I'm curious about how I can express this formally. My thought process is:

Suppose there are $n$ records, of which $k$ contain errors. The probability of a randomly selected one containing an error is $k/n$ and conversely, the probability of selecting one without an error is $1-k/n$. If I model this as a Bernoulli process, I believe the probability of $t$ samples all having no error is $\left(1-k/n\right)^t$. So given some information about the data, I can get the probability of finding no errors.

But what I really want is the reverse: given that I found no errors, what confidence do I have that there are less than $k_{act}$ errors in actuality? I think I could use Bayes' theorem here, but that would require me having some priors which seem difficult to estimate.

Can I just set my formula equal to, say, $.95$ and solve, and then claim I've found a 95% confidence interval?

By the way, I'm interested for curiosity's sake.

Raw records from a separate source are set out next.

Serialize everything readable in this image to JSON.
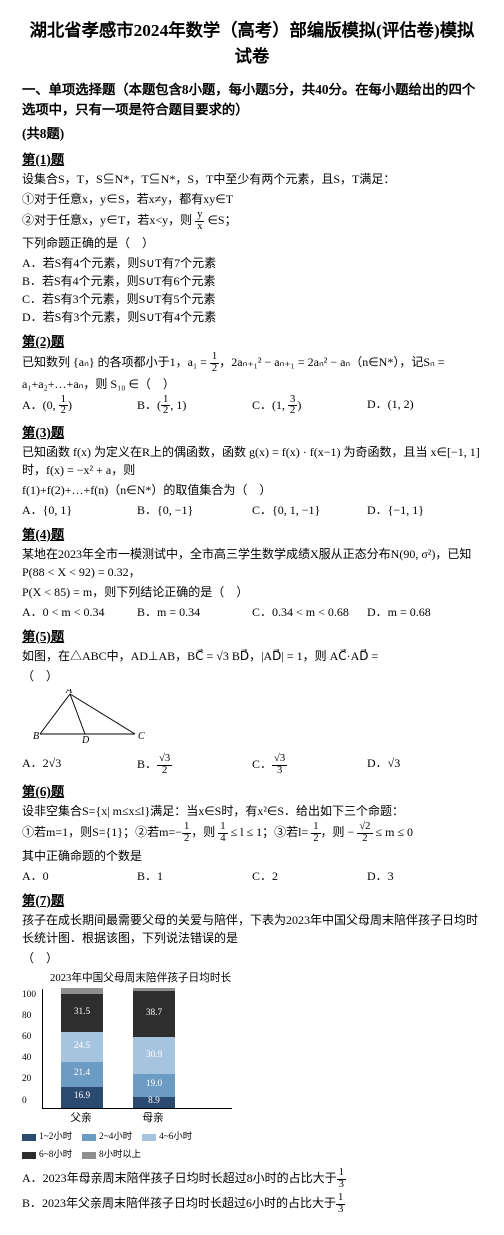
{
  "title": "湖北省孝感市2024年数学（高考）部编版模拟(评估卷)模拟试卷",
  "section_intro_a": "一、单项选择题（本题包含8小题，每小题5分，共40分。在每小题给出的四个选项中，只有一项是符合题目要求的）",
  "section_intro_b": "(共8题)",
  "q1": {
    "label": "第(1)题",
    "l1": "设集合S，T，S⊆N*，T⊆N*，S，T中至少有两个元素，且S，T满足：",
    "l2": "①对于任意x，y∈S，若x≠y，都有xy∈T",
    "l3": "②对于任意x，y∈T，若x<y，则",
    "l3b": "∈S；",
    "l4": "下列命题正确的是（　）",
    "A": "A．若S有4个元素，则S∪T有7个元素",
    "B": "B．若S有4个元素，则S∪T有6个元素",
    "C": "C．若S有3个元素，则S∪T有5个元素",
    "D": "D．若S有3个元素，则S∪T有4个元素"
  },
  "q2": {
    "label": "第(2)题",
    "body": "已知数列 {aₙ} 的各项都小于1，a₁ = ",
    "body2": "，2aₙ₊₁² − aₙ₊₁ = 2aₙ² − aₙ（n∈N*），记Sₙ = a₁+a₂+…+aₙ，则 S₁₀ ∈（　）",
    "A": "A．",
    "Atail": "(0, ½)",
    "B": "B．",
    "Btail": "(½, 1)",
    "C": "C．",
    "Ctail": "(1, 3/2)",
    "D": "D．(1, 2)"
  },
  "q3": {
    "label": "第(3)题",
    "body": "已知函数 f(x) 为定义在R上的偶函数，函数 g(x) = f(x) · f(x−1) 为奇函数，且当 x∈[−1, 1] 时，f(x) = −x² + a，则",
    "body2": "f(1)+f(2)+…+f(n)（n∈N*）的取值集合为（　）",
    "A": "A．{0, 1}",
    "B": "B．{0, −1}",
    "C": "C．{0, 1, −1}",
    "D": "D．{−1, 1}"
  },
  "q4": {
    "label": "第(4)题",
    "body": "某地在2023年全市一模测试中，全市高三学生数学成绩X服从正态分布N(90, σ²)，已知P(88 < X < 92) = 0.32，",
    "body2": "P(X < 85) = m，则下列结论正确的是（　）",
    "A": "A．0 < m < 0.34",
    "B": "B．m = 0.34",
    "C": "C．0.34 < m < 0.68",
    "D": "D．m = 0.68"
  },
  "q5": {
    "label": "第(5)题",
    "body": "如图，在△ABC中，AD⊥AB，BC⃗ = √3 BD⃗，|AD⃗| = 1，则 AC⃗·AD⃗ =",
    "tail": "（　）",
    "A": "A．2√3",
    "B": "B．",
    "C": "C．",
    "D": "D．√3"
  },
  "q6": {
    "label": "第(6)题",
    "body": "设非空集合S={x| m≤x≤l}满足：当x∈S时，有x²∈S．给出如下三个命题：",
    "body2": "①若m=1，则S={1}；②若m=−",
    "body2b": "，则",
    "body2c": " ≤ l ≤ 1；③若l=",
    "body2d": "，则 −",
    "body2e": " ≤ m ≤ 0",
    "body3": "其中正确命题的个数是",
    "A": "A．0",
    "B": "B．1",
    "C": "C．2",
    "D": "D．3"
  },
  "q7": {
    "label": "第(7)题",
    "body": "孩子在成长期间最需要父母的关爱与陪伴，下表为2023年中国父母周末陪伴孩子日均时长统计图．根据该图，下列说法错误的是",
    "tail": "（　）",
    "chart": {
      "title": "2023年中国父母周末陪伴孩子日均时长",
      "ylabel_pct": [
        "0",
        "20",
        "40",
        "60",
        "80",
        "100"
      ],
      "xlabels": [
        "父亲",
        "母亲"
      ],
      "stacks": [
        {
          "segs": [
            {
              "v": 16.9,
              "color": "#2b4a6f",
              "label": "16.9"
            },
            {
              "v": 21.4,
              "color": "#6c9bc3",
              "label": "21.4"
            },
            {
              "v": 24.5,
              "color": "#a7c4de",
              "label": "24.5"
            },
            {
              "v": 31.5,
              "color": "#2e2e2e",
              "label": "31.5"
            },
            {
              "v": 5.7,
              "color": "#8e8e8e",
              "label": ""
            }
          ]
        },
        {
          "segs": [
            {
              "v": 8.9,
              "color": "#2b4a6f",
              "label": "8.9"
            },
            {
              "v": 19.0,
              "color": "#6c9bc3",
              "label": "19.0"
            },
            {
              "v": 30.9,
              "color": "#a7c4de",
              "label": "30.9"
            },
            {
              "v": 38.7,
              "color": "#2e2e2e",
              "label": "38.7"
            },
            {
              "v": 2.5,
              "color": "#8e8e8e",
              "label": ""
            }
          ]
        }
      ],
      "legend": [
        {
          "label": "1~2小时",
          "color": "#2b4a6f"
        },
        {
          "label": "2~4小时",
          "color": "#6c9bc3"
        },
        {
          "label": "4~6小时",
          "color": "#a7c4de"
        },
        {
          "label": "6~8小时",
          "color": "#2e2e2e"
        },
        {
          "label": "8小时以上",
          "color": "#8e8e8e"
        }
      ]
    },
    "A": "A．2023年母亲周末陪伴孩子日均时长超过8小时的占比大于",
    "B": "B．2023年父亲周末陪伴孩子日均时长超过6小时的占比大于"
  }
}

I think a more realistic attempt would take into account that errors would tend to propagate, for example.

Answer 1

Your problem is called Laplace's succession rule, namely that if you have seen no error in a batch of $t$ independent draws from a Bernoulli $B(p)$, the (posterior) probability that the next draw will error-free is $$ \dfrac{t+1}{t+2}\,. $$ This is Bayesian in that you put a uniform prior on the probability of error, $p$. No need to "estimate" anything.

The way you presented the problem is slightly different in that you are working on an hypergeometric assumption, hence the probability of having $t$ draws with no error is $$ \dfrac{{t \choose n-k}\times 1}{{t \choose n}} $$ rather than the $(1=\frac{k}{n})^t$ you proposed. If $n$ is large compared with $t$, it does not make too much of a difference. Otherwise, if you put a uniform prior on $k$, you recover once again Laplace's rule, $$ P(k=0|X_t=0) = \dfrac{t+1}{t+2}\,. $$ (This is detailed in Section 4.3.1 on The Bayesian Choice. The Wikipedia entry is unnecessarily convoluted.)